Born in Southwark to a family which was often in poverty, Dash grew up on Rockingham Street. His father Thomas was a scene shifter at the theatre where he met Dash's mother, Rose Gertrude John, who appeared on stage there. She died aged 40 of tuberculosis, when Dash was seven, followed a few years later by his father.

Dash left school at 14 to work as a page boy at a Lyons Corner House. He later became a hod carrier for a bricklayer, and worked in other jobs for short periods in between which he was unemployed. He enlisted in the Royal Army Service Corps and served for two years; he also became a professional boxer, fighting about a dozen bouts.

Dash joined the Communist Party of Great Britain in 1936 and also joined its front organisation, the National Unemployed Workers' Movement. After the outbreak of the Second World War in 1939 he joined the Auxiliary Fire Service while waiting to join the Royal Navy, although eventually he remained in the AFS (later the National Fire Service) for the rest of the war. In 1945, he found a long-term job as a docker and a member of the Transport and General Workers Union and the National Dock Labour Board. Dash prided himself on having been involved in every London dock strike from 1945 to 1969, stating that all but one had been worthwhile; the exception was an inter-union dispute. He was regarded by some as a firebrand and an agitator and was vilified as a bogeyman by the conservative media in the same manner as Derek Robinson and Arthur Scargill would later be. Dash, who was interested in poetry and would quote Samuel Butler or Robert Browning in his speeches, was often invited to address prestigious bodies: he spoke at 40 student meetings, and opposed the motion 'This House would outlaw unofficial strikes' at the Oxford Union debating society.

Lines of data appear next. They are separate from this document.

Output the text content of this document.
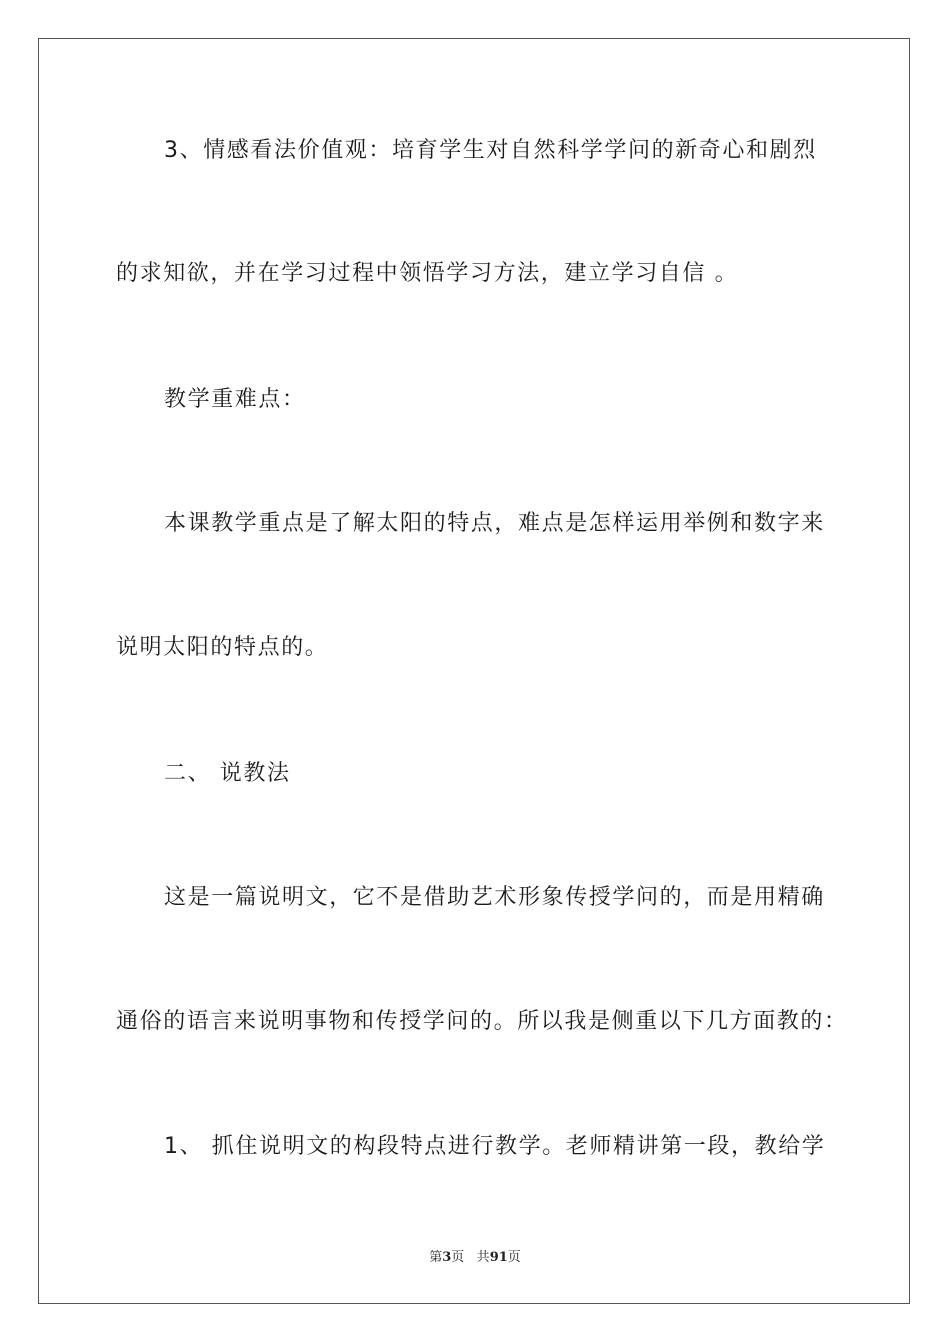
3、情感看法价值观：培育学生对自然科学学问的新奇心和剧烈
的求知欲，并在学习过程中领悟学习方法，建立学习自信 。
教学重难点：
本课教学重点是了解太阳的特点，难点是怎样运用举例和数字来
说明太阳的特点的。
二、 说教法
这是一篇说明文，它不是借助艺术形象传授学问的，而是用精确
通俗的语言来说明事物和传授学问的。所以我是侧重以下几方面教的：
1、 抓住说明文的构段特点进行教学。老师精讲第一段，教给学
第3页 共91页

On 29 December 1959, aged 52, he was severely injured when he fell 40 ft into the hold of a ship in the Royal Albert Docks.

Jack Dash was the outstanding rank and file leader of his generation in the London docks. While he enjoyed undoubted success in improving conditions for workers – between 1959 and 1972 the wages of dockers trebled – between approximately 1960 and 1970, when the shipping industry adopted the newly invented container system of cargo transportation, London's docks were unable to accommodate the much larger vessels needed by containerization, and the shipping industry moved to deep-water ports such as Tilbury and Felixstowe. Between 1960 and 1980, all of London's docks were closed, leaving around eight square miles (21 km2) of derelict land in East London.

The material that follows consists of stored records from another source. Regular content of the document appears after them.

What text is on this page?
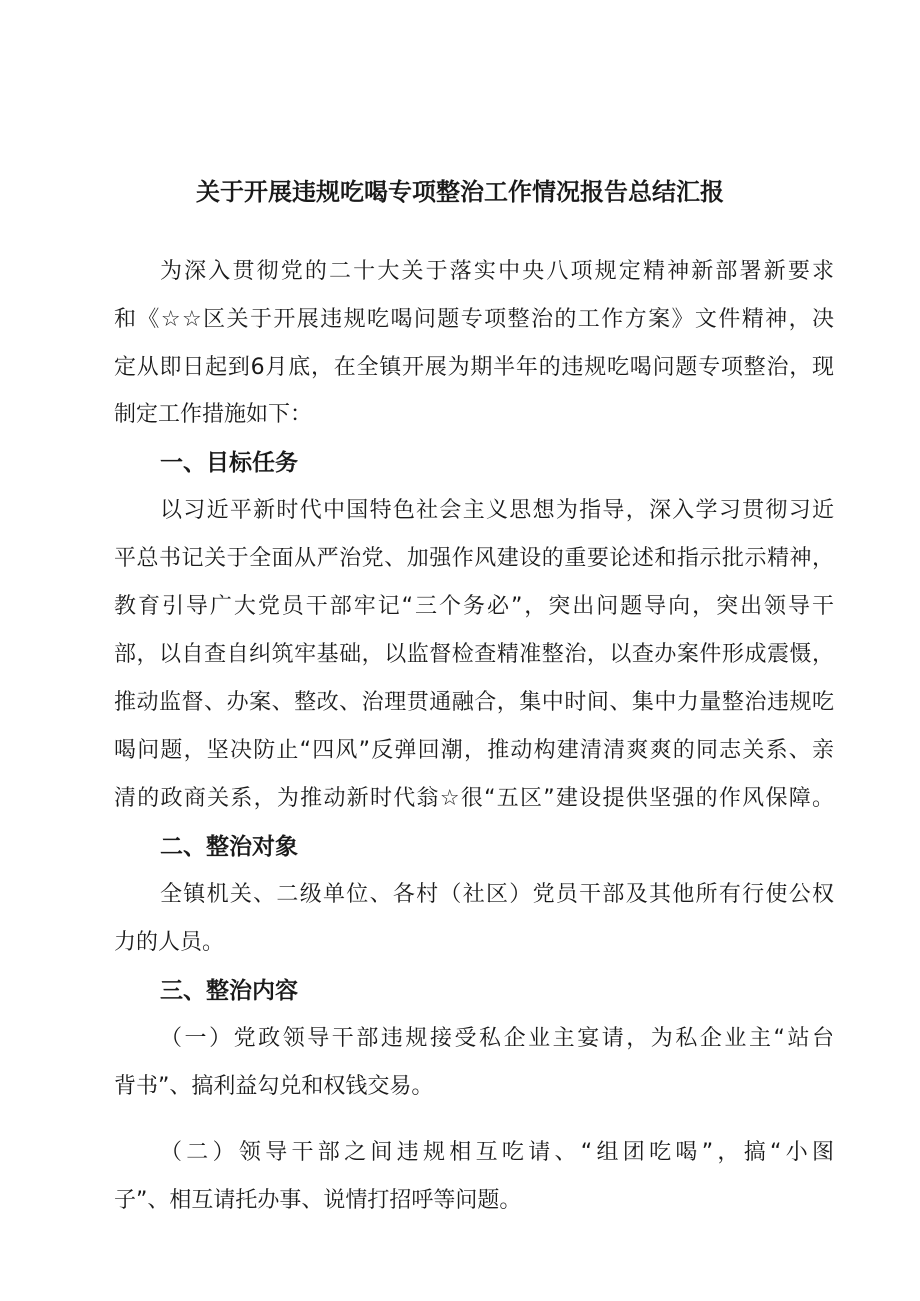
关于开展违规吃喝专项整治工作情况报告总结汇报
为深入贯彻党的二十大关于落实中央八项规定精神新部署新要求
和《☆☆区关于开展违规吃喝问题专项整治的工作方案》文件精神，决
定从即日起到6月底，在全镇开展为期半年的违规吃喝问题专项整治，现
制定工作措施如下：
一、目标任务
以习近平新时代中国特色社会主义思想为指导，深入学习贯彻习近
平总书记关于全面从严治党、加强作风建设的重要论述和指示批示精神，
教育引导广大党员干部牢记“三个务必”，突出问题导向，突出领导干
部，以自查自纠筑牢基础，以监督检查精准整治，以查办案件形成震慑，
推动监督、办案、整改、治理贯通融合，集中时间、集中力量整治违规吃
喝问题，坚决防止“四风”反弹回潮，推动构建清清爽爽的同志关系、亲
清的政商关系，为推动新时代翁☆很“五区”建设提供坚强的作风保障。
二、整治对象
全镇机关、二级单位、各村（社区）党员干部及其他所有行使公权
力的人员。
三、整治内容
（一）党政领导干部违规接受私企业主宴请，为私企业主“站台
背书”、搞利益勾兑和权钱交易。
（二）领导干部之间违规相互吃请、“组团吃喝”，搞“小图
子”、相互请托办事、说情打招呼等问题。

After a life-time of activism, Jack retired to become an official London tourist guide and devote more time to his other hobbies of writing and painting. In retirement, Dash became an advocate for pensioners' rights. He was commemorated by the naming of "Jack Dash House", a municipal office building on the Isle of Dogs. Built by the London Borough of Tower Hamlets in 1990 to honour the London dockers' Communist leader, it houses local council offices and the Jack Dash Gallery which holds regular exhibitions of contemporary art from Britain and around the world.

Jack Dash died in London in 1989 at the age of 82. His autobiography Good Morning Brothers!, published in 1969, was a testimony to his work as a militant trade unionist and his lifelong membership of the Communist Party. In it he said that the only epitaph he wanted was: "Here lies Jack Dash / All he wanted was / To separate them from their cash".